Mustang – How to troubleshoot bad SPU

Here is the procedure to diagnose and find the bad SPU in Mustang box which may be generating errors for some queries.

1) Note the hwid reported in the error

2) cd to /nz/kit/log/postgres and grep for the string “ERROR\:” in pg.log. If you see errors that look like:

2014-09-10 09:31:33.443100 EDT [27619] ERROR: 23 : spu disk error DISK_SATA_RX_ERROR at 12343123

This indicates that these disk errors are causing queries to fail.

3) Confirm that the error is related to the SPU is using the hwid from the alert:

nz@host1:/nz/kit/log/postgres->nzinventory | grep 1962
SPU 1962 Active Online 41 4 372.61 GB

Now we know that this SPU will continue to cause queries to fail.

4) Issue the command:

nz@host1:/export/home/nz-> nzsystem pause

Default timeout is 5 minutes. So, it will wait for five minutes to wait for queries in-flight to complete. If in-flight queries don’t complete in this time, NPS will kill active queries and then pause NPS.

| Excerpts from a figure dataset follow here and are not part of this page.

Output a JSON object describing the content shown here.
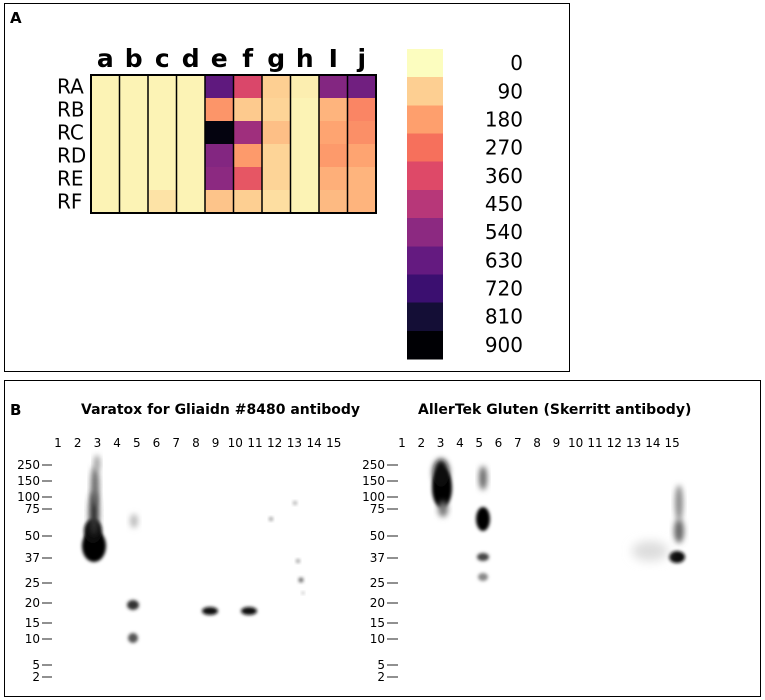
{
  "panel_a": {
    "label": "A"
  },
  "panel_b": {
    "label": "B",
    "blot_left_title": "Varatox for Gliaidn #8480 antibody",
    "blot_right_title": "AllerTek Gluten (Skerritt antibody)",
    "lanes": [
      "1",
      "2",
      "3",
      "4",
      "5",
      "6",
      "7",
      "8",
      "9",
      "10",
      "11",
      "12",
      "13",
      "14",
      "15"
    ],
    "mw_markers": [
      "250",
      "150",
      "100",
      "75",
      "50",
      "37",
      "25",
      "20",
      "15",
      "10",
      "5",
      "2"
    ]
  },
  "chart_data": {
    "type": "heatmap",
    "columns": [
      "a",
      "b",
      "c",
      "d",
      "e",
      "f",
      "g",
      "h",
      "I",
      "j"
    ],
    "rows": [
      "RA",
      "RB",
      "RC",
      "RD",
      "RE",
      "RF"
    ],
    "values": [
      [
        20,
        20,
        20,
        20,
        640,
        370,
        90,
        30,
        560,
        600
      ],
      [
        20,
        20,
        20,
        20,
        200,
        100,
        80,
        20,
        140,
        230
      ],
      [
        20,
        20,
        20,
        20,
        880,
        500,
        120,
        20,
        170,
        210
      ],
      [
        20,
        20,
        20,
        20,
        560,
        190,
        80,
        20,
        190,
        170
      ],
      [
        20,
        20,
        20,
        20,
        540,
        330,
        80,
        20,
        150,
        140
      ],
      [
        20,
        20,
        50,
        20,
        110,
        90,
        60,
        20,
        130,
        140
      ]
    ],
    "scale": {
      "ticks": [
        "0",
        "90",
        "180",
        "270",
        "360",
        "450",
        "540",
        "630",
        "720",
        "810",
        "900"
      ],
      "colors": [
        "#fcfdbf",
        "#fdcf92",
        "#fe9f6d",
        "#f6705c",
        "#de4968",
        "#b73779",
        "#8c2981",
        "#641a80",
        "#3b0f70",
        "#140e36",
        "#000004"
      ]
    }
  }
}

To override the default timeout of 300 seconds, you can issue the -timeout flag eg.

nz@host1:/export/home/nz-> nzsystem pause -timeout 600

5) Now that the system has paused, fail over the bad SPU:

nz@host1:/export/home/nz->nzspu failover -id 1962

6) Resume NPS:

nz@host1:/export/home/nz->nzsystem resume

7) Monitor the regen with the command:

nz@host1:/export/home/nz->watch nzinventory -type regenTasks

NOTE: Regen  is much faster on mustang systems than on TwinFins. In Mustang, it will go through a synchronization process to apply transactions for that SPU that were submitted while the SPU was being reigned.  The busier the system is, the longer the synchronization process will take.